I didn’t hear any car stereos either or people honking car horns in futile gestures of impatient communication. It was civil, it was peaceful, as opposed to this country in general, where noise making is a kind of territorial pissing that sadly everyone seems to tolerate with blank faced disconnect. I’ve always thought the blasting of car stereos or irrational shoutings I’ve heard in any city I’ve lived in to be just a base form of egoism, a total disregard for others. It’s no big observation we’re a nation of juveniles in a giant playground people also happen to live in and with some trying to generate some sense of peace and serenity. I’m rather lucky where I live that it does tend to be quiet after hours, with the occasional drunk couple arguing or insipid upstairs neighbor arguing with her boyfriend or playing her music loud while fucking late into the night. Step outside a few blocks and it’s a senseless mess.

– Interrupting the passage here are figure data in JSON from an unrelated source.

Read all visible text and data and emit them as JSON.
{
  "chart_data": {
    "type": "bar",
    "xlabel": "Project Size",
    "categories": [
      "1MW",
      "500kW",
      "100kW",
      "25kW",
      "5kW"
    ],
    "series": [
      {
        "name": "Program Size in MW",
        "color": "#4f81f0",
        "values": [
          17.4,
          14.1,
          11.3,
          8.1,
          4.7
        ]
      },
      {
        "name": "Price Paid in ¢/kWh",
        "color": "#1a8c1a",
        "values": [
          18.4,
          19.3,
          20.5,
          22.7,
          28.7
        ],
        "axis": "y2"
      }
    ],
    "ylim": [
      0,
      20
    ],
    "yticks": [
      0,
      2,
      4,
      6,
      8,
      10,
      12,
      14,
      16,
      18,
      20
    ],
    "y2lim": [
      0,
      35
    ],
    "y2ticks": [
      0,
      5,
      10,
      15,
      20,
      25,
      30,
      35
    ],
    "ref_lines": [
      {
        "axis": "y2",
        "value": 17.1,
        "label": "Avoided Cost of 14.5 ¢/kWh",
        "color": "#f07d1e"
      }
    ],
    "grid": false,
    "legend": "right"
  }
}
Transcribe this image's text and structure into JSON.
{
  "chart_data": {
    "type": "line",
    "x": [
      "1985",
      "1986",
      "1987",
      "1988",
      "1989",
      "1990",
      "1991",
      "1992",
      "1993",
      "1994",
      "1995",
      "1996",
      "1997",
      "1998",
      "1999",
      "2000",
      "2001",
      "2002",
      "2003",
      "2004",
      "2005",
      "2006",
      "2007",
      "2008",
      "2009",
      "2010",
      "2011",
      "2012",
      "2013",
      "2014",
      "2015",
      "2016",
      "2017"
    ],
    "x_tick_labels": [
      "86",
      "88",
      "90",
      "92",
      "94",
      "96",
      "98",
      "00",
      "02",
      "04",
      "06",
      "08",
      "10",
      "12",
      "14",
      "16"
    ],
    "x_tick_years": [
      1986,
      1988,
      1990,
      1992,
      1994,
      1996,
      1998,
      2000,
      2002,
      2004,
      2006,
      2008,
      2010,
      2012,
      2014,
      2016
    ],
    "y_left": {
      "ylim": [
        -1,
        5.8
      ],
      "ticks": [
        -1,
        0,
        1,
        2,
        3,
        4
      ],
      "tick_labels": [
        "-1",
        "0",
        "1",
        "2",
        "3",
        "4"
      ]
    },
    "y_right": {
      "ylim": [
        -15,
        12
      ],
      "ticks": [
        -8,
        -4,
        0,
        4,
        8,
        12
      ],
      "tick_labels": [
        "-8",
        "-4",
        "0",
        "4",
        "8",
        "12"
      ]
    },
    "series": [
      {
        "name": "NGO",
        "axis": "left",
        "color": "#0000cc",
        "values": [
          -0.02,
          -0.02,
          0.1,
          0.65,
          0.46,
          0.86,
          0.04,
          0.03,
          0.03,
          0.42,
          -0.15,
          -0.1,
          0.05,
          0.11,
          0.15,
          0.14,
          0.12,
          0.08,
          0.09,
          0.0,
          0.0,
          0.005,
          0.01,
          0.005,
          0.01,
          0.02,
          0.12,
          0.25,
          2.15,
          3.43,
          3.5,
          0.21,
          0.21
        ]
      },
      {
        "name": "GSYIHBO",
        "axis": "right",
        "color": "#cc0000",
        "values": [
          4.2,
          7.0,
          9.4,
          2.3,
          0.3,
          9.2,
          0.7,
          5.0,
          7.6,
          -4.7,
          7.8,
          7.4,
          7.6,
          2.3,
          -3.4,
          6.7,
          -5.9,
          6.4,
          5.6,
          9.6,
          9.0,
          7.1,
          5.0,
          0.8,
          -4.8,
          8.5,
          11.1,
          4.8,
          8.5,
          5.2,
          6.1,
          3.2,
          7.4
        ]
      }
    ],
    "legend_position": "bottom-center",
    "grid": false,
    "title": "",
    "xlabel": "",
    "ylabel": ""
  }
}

To hit the point home for me, on the second day I was back I was talking to a friend in front of the 190st St. Station when I car came around the corner leaning on the horn for no obvious reason whatsover but to simply to make some preposterous noise. An old woman sat in the passenger seat laughing. A normal, even accepted scene, and something entirely revealing about the state of things. We’re fucked.